Two of the authors, Kyle Mantyla and Peter Montgomery, are Senior Fellows of PFAW. Based on content on the RWW website, Mantyla appears to be the person tasked with monitoring and attacking Robinson.
Montyla is the author behind the tweet containing a video of Robinson's remarks about 'getting warlike'. At the bottom of his Nov. 8 article on that video are four other hit pieces on Robinson, mainly about his Christian faith, but also willfully misrepresenting Robinson's remarks about pornographic books in K-12 schools as an attack on LGBT and trans people. The Nov. 8 article also misleads on the proposed $600 IRS rule; it was not withdrawn but instead, a change to a $10,000 threshold was proposed.
What and who is PFAW?
PFAW’s website says the organization is “a progressive advocacy organization founded to fight right-wing extremism and defend constitutional values including free expression, religious liberty, equal justice under the law, and the right to meaningfully participate in our democracy.”

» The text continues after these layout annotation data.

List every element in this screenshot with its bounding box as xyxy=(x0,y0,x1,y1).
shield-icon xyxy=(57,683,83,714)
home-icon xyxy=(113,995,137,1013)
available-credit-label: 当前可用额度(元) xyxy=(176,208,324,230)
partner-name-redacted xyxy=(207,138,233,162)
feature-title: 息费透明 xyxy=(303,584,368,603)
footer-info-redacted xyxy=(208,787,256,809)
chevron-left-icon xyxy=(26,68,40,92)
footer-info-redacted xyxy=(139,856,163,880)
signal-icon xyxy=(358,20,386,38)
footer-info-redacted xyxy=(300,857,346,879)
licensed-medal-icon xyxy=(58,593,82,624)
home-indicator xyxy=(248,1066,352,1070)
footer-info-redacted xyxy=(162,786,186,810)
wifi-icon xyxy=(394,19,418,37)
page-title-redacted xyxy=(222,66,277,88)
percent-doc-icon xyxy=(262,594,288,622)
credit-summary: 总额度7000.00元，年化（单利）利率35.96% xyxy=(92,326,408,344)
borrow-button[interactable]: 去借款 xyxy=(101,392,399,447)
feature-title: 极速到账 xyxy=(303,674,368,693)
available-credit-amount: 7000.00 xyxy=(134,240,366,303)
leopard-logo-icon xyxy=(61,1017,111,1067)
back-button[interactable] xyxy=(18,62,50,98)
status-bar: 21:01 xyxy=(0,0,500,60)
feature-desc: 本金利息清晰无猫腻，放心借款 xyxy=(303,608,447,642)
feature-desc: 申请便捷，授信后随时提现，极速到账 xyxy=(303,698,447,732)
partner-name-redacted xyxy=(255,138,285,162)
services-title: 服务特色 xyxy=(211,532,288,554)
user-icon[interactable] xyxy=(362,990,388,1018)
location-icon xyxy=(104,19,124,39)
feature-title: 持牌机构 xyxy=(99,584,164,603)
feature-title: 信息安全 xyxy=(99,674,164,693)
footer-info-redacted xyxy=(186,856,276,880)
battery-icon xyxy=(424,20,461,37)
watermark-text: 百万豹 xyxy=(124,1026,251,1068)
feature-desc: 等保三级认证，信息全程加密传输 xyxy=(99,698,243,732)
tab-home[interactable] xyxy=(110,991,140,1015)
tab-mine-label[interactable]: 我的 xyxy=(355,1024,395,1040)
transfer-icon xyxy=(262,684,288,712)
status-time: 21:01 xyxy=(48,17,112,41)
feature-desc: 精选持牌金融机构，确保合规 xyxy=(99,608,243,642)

The group supports progressive political agenda items, attacks the religious right, and typically supplies support for various First Amendment causes deemed in alignment with the organization’s left of center ideological views.
What the group doesn’t say is that it is a project of George Soros’ Tide Foundation that was founded in 1981 by Hollywood producer Norman Lear, the late Rep. Barbara Jordan (D-TX), Rev. Theodore M. Hesburgh, and Andrew Heiskell.
Lear is known for producing the tv sitcoms shows All in the Family, The Jeffersons, Maude, and Sanford and Son, and many others. Board members include Hollywood moguls like Alec Baldwin, Seth MacFarlane, Jane Lynch, and producer Howard Klein.
The organization is a 501(c)4 dark money group established in the wake of the landslide election of the late former President Ronald Reagan. PFAW also has a Foundation, registered as a 501(c)3.
PFAW has been involved in funding and backing a number of Democrat candidate campaigns as well as spending millions in lobbying.
One high-profile candidate was Andrew Gillum, the former Tallahassee mayor who lost the Florida governor’s race to Republican Ron DeSantis. Gillum’s campaign was upended after Gillum was caught in a Miami Beach hotel with a male escort and methamphetamine.
According to LinkedIn, Gillum’s most current job is “Program Director and Senior Field Organizer at People for the American Way/Foundation.”